Don’t rule out all options

What is it that motivates you to work in the life science field as a graduate of a technical college?

I would really like to promote the connection between biology and robots. But I also want to stay aware of human performance.

There is a national KOSEN programming contest held every year, and at a contest held about ten years ago, the participants were given a task to count the number of dice in an picture with dice of all different sizes stacked in a pile. Since it is a programming contest you would expect that the program would involve some sort of image processing. However, the first- and third-place winners had counted the dice by hand.

Isn’t that cheating?

When you read the report reviewing this contest, what was interesting was that the first-place team commented that they had tried using image processing to count the dice, but were unable to beat the performance by humans. The team that wrote the report describe the reason for their own defeat was because they were working on their program up until the last minute to improve the accuracy of one method and they didn’t have time to compare it to other methods. They admit that they should have tried counting by hand as long as the rules permit it. And it’s true that nowhere in the rules did it say “Counting by hand is not allowed.”

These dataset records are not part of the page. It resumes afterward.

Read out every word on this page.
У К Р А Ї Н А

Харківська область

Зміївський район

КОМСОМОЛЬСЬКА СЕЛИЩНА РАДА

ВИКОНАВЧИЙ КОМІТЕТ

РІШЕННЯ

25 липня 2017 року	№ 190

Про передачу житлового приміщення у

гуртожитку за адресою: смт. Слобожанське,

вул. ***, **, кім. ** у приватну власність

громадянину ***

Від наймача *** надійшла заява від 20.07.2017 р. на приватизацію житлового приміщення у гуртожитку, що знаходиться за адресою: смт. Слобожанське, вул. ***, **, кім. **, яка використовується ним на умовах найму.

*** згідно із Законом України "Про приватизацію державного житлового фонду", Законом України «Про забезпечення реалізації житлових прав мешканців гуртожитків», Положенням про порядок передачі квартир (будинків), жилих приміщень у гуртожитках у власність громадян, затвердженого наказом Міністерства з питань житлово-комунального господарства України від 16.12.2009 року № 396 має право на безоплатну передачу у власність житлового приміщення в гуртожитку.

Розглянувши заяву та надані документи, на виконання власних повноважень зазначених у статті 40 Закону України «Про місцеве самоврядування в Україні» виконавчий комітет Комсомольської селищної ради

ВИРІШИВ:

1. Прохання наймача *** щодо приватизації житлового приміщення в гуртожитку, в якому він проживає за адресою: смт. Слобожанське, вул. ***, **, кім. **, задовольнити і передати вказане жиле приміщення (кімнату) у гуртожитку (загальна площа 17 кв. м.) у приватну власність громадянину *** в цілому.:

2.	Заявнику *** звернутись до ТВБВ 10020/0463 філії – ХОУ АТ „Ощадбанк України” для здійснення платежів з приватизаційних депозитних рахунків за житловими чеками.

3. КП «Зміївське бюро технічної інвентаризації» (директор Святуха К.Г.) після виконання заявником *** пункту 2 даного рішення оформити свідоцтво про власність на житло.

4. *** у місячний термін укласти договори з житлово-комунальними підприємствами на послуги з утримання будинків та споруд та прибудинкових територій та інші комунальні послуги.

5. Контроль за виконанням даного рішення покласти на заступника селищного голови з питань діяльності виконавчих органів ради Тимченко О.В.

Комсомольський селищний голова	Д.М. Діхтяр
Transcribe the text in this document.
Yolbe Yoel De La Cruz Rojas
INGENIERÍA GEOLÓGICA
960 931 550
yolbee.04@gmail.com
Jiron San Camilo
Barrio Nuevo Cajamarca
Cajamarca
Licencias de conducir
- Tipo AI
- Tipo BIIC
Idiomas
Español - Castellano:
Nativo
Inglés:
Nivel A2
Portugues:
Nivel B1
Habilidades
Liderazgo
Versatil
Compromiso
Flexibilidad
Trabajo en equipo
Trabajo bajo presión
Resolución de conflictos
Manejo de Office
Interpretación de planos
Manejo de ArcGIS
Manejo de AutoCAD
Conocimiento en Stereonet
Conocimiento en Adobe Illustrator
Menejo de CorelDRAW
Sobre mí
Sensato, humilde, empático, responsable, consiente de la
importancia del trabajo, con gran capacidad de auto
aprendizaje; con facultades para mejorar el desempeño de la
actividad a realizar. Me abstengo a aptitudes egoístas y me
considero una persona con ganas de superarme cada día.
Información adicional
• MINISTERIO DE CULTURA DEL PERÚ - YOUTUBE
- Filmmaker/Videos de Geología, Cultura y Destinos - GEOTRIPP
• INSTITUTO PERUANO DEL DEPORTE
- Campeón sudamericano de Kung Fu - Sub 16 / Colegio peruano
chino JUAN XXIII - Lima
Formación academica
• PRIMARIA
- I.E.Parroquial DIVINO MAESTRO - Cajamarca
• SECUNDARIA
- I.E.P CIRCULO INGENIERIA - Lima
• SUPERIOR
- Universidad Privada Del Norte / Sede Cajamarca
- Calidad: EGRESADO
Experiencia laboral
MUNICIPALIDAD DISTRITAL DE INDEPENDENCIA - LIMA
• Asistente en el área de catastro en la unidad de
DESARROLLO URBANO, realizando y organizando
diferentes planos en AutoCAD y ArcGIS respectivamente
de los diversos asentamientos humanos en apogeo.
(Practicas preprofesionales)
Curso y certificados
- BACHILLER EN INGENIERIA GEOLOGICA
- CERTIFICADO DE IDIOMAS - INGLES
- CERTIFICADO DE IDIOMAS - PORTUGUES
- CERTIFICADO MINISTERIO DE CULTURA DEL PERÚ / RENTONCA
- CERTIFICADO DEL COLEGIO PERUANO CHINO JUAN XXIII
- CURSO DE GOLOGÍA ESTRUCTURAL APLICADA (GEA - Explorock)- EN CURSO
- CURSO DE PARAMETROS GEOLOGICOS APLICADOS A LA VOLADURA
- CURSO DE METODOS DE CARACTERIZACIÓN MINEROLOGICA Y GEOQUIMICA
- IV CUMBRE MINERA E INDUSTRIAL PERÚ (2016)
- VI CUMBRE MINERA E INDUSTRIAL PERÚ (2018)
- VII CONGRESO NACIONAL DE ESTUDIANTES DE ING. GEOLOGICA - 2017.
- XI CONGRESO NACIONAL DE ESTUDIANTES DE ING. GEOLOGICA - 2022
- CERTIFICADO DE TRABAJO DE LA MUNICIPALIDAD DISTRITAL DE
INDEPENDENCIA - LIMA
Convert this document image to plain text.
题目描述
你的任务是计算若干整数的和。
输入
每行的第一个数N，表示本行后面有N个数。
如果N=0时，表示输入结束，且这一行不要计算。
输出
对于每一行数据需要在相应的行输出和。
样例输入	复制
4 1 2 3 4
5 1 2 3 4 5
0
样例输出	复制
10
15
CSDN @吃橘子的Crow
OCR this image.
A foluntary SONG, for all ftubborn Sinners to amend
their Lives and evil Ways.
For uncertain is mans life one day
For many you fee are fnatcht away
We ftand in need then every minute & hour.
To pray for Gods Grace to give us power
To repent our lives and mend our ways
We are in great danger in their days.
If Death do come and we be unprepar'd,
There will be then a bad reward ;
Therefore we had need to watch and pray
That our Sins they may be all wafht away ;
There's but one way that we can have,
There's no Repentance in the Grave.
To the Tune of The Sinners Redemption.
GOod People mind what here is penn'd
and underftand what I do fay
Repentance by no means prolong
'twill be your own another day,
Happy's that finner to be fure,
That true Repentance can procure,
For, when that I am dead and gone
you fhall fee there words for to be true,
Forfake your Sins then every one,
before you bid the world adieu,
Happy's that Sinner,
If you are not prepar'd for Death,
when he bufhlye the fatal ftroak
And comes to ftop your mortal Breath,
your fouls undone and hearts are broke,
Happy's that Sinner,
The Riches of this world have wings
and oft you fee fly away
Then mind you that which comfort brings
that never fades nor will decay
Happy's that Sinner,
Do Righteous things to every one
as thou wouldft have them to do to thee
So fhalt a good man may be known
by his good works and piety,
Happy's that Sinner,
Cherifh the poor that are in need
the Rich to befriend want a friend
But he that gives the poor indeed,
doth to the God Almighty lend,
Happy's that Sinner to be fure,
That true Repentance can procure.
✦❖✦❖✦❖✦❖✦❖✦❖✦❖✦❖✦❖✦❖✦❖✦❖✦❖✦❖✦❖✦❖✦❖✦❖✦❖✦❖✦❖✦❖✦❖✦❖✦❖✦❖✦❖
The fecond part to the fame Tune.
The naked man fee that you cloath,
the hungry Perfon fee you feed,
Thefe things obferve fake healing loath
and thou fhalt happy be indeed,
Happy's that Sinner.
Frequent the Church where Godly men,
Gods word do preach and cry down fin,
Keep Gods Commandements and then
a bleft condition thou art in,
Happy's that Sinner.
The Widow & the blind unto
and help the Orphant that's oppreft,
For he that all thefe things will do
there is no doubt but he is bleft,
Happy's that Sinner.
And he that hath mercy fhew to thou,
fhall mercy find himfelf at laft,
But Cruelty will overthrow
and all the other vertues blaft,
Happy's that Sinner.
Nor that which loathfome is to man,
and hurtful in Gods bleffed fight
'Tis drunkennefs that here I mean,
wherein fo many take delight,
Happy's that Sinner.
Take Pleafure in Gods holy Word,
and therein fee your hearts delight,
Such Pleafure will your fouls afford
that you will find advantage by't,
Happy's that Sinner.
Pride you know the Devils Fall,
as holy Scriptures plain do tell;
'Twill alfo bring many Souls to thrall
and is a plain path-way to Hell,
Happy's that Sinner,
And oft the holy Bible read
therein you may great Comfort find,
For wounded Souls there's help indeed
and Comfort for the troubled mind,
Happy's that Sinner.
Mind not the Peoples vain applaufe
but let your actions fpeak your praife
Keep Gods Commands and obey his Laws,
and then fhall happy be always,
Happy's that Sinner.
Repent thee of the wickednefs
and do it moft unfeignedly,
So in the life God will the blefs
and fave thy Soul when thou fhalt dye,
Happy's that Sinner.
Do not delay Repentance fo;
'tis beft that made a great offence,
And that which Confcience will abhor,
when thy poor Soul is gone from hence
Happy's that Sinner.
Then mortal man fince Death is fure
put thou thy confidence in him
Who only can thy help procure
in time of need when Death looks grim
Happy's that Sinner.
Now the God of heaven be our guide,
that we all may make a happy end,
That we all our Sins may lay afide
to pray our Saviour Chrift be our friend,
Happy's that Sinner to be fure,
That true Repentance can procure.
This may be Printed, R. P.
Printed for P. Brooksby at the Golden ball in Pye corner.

How you interpret this problem will affect your view on automation. As long as its not something that should not be done, we should try out all possibilities. And sometimes if we think about it very carefully, there are cases where it may not be worth automating. So I hope to maintain a flexible mindset by not going overboard with the notion that automation and robots are great, and leave open the option of humans doing some tasks.

Mr. Shibai's words:

Postscript

We touched on a wide range of topics that I had not previously heard much about during my other interviews for this series, such as stories about KOSEN and robotic competitions. We probably covered enough topics for a manuscript three times longer than this one. Our talk made me realize how different things can seem when you come from different backgrounds.